Complicating Kabila’s transformation from rebel leader to political leader was the second straight day of street demonstrations by supporters of opposition leader Etienne Tshisekedi.

Troops loyal to Kabila broke up the protests, taking away their placards and detaining several people.

The several hundred protesters, angry that Tshisekedi has been denied a role in Congo’s new government, chanted: ``Kabila, assassin.″

Soldiers allowed a smaller pro-Kabila demonstration to proceed.

Another ominous sign for the opposition was the troops’ insistence that journalists covering the event hand over film and tape.

A week ago, after an eight-month war, residents in Kinshasa cheered Kabila’s troops as they swept into the capital to complete their ouster of Mobutu.

But on Friday, Kabila named a new government made up mostly of his Alliance of Democratic Forces for the Liberation of Congo, and decided to eliminate the posts of prime minister and vice president.

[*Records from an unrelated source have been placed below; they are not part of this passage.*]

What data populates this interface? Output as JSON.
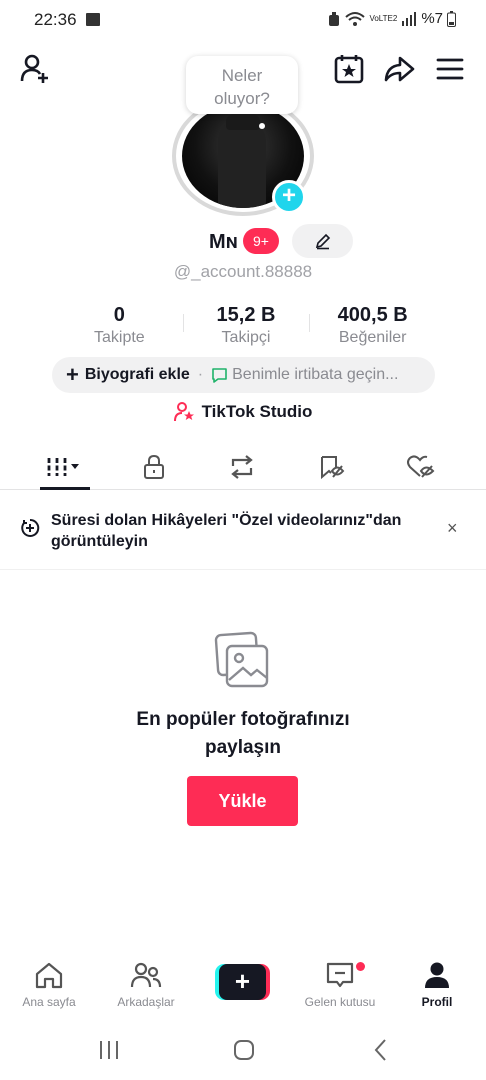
{
  "status_bar": {
    "time": "22:36",
    "battery": "%7",
    "network": "VoLTE2"
  },
  "bubble": {
    "text_line1": "Neler",
    "text_line2": "oluyor?"
  },
  "profile": {
    "name": "Mɴ",
    "badge": "9+",
    "username": "@_account.88888"
  },
  "stats": [
    {
      "value": "0",
      "label": "Takipte"
    },
    {
      "value": "15,2 B",
      "label": "Takipçi"
    },
    {
      "value": "400,5 B",
      "label": "Beğeniler"
    }
  ],
  "bio": {
    "add_label": "Biyografi ekle",
    "separator": "·",
    "contact_label": "Benimle irtibata geçin..."
  },
  "studio": {
    "label": "TikTok Studio"
  },
  "notice": {
    "text": "Süresi dolan Hikâyeleri \"Özel videolarınız\"dan görüntüleyin",
    "close": "×"
  },
  "empty_state": {
    "title_line1": "En popüler fotoğrafınızı",
    "title_line2": "paylaşın",
    "upload_label": "Yükle"
  },
  "bottom_nav": {
    "home": "Ana sayfa",
    "friends": "Arkadaşlar",
    "create": "+",
    "inbox": "Gelen kutusu",
    "profile": "Profil"
  },
  "colors": {
    "accent": "#fe2c55",
    "cyan": "#25f4ee",
    "text": "#161823",
    "muted": "#8a8b91"
  },
  "icons": {
    "top": [
      "add-user-icon",
      "calendar-star-icon",
      "share-icon",
      "menu-icon"
    ],
    "tabs": [
      "videos-grid-icon",
      "lock-icon",
      "repost-icon",
      "favorites-icon",
      "liked-icon"
    ]
  }
}
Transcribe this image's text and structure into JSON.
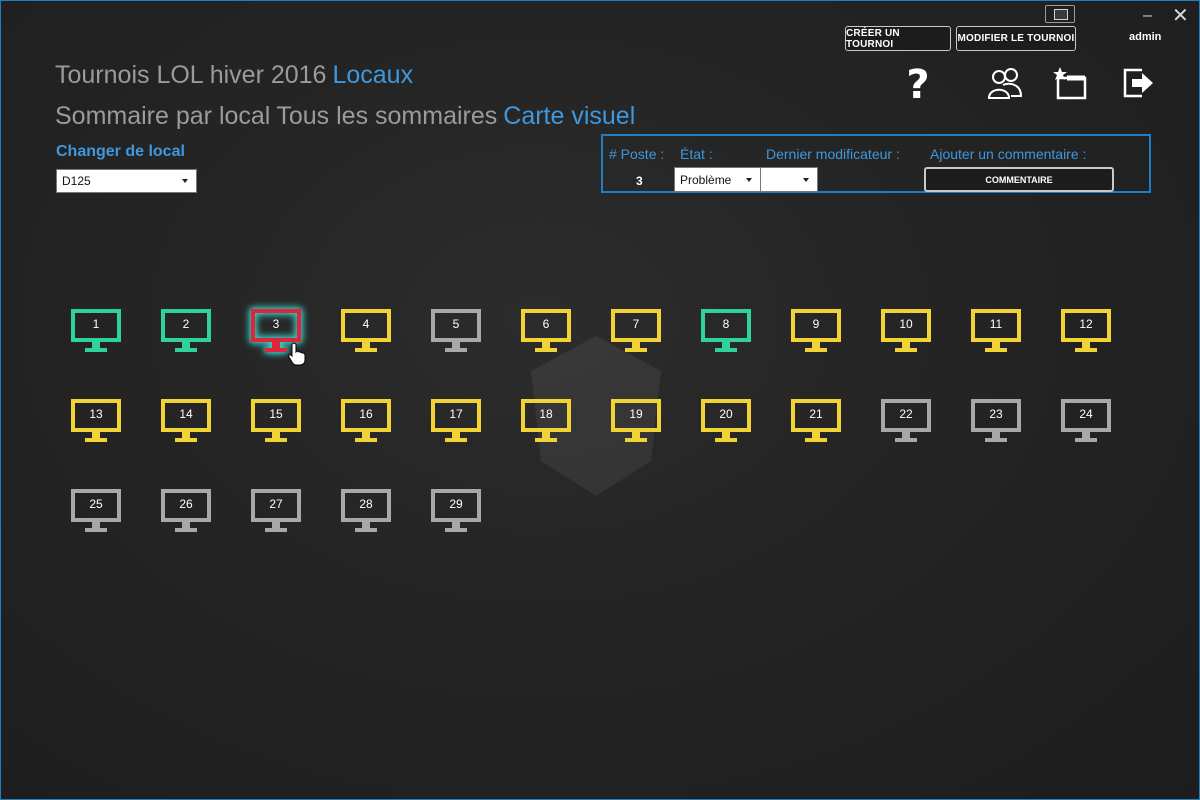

That angered supporters of Tshisekedi, who was twice fired as prime minister by Mobutu. They claim that Kabila, who vowed during the rebellion to rid the country of the corruption and power-hoarding that was the standard during Mobutu’s 32-year rule, is so far no better than his predecessor.

Kabila’s new government includes two members from Tshisekedi’s Union for Democracy and Social Progress, but Kabila retains the lone leadership position as well as control of Congo’s defense.

Seven members of Kabila’s Alliance have positions in the new administration as do six representatives from other groups. Kabila won’t take anyone associated with Mobutu’s regime, and four posts still need to be filled.

Meanwhile, the disgraced and ailing Mobutu, who amassed a fortunes during his dictatorship, was scrambling for a place to settle into exile.

The government of Togo, where he fled just hours before Kabila’s army took Kinshasa, allowed him only a brief stay. Now, the king of Morocco, Mobutu’s current temporary residence, has made it clear that he will have to move again.

Mobutu is believed to be planning to go to France, where he owns a villa on the Riviera, after legislative elections there end next month.

In Tanzania, meanwhile, the government said it is preparing to return about 100,000 Congolese who fled fighting eight months ago when their country was still called Zaire.

The government-owned Daily News reported Saturday that with Kabila in control, Tanzanian authorities believed it was safe for the refugees, who have been camped around the Lake Tanganyika port of Kigoma, to return home.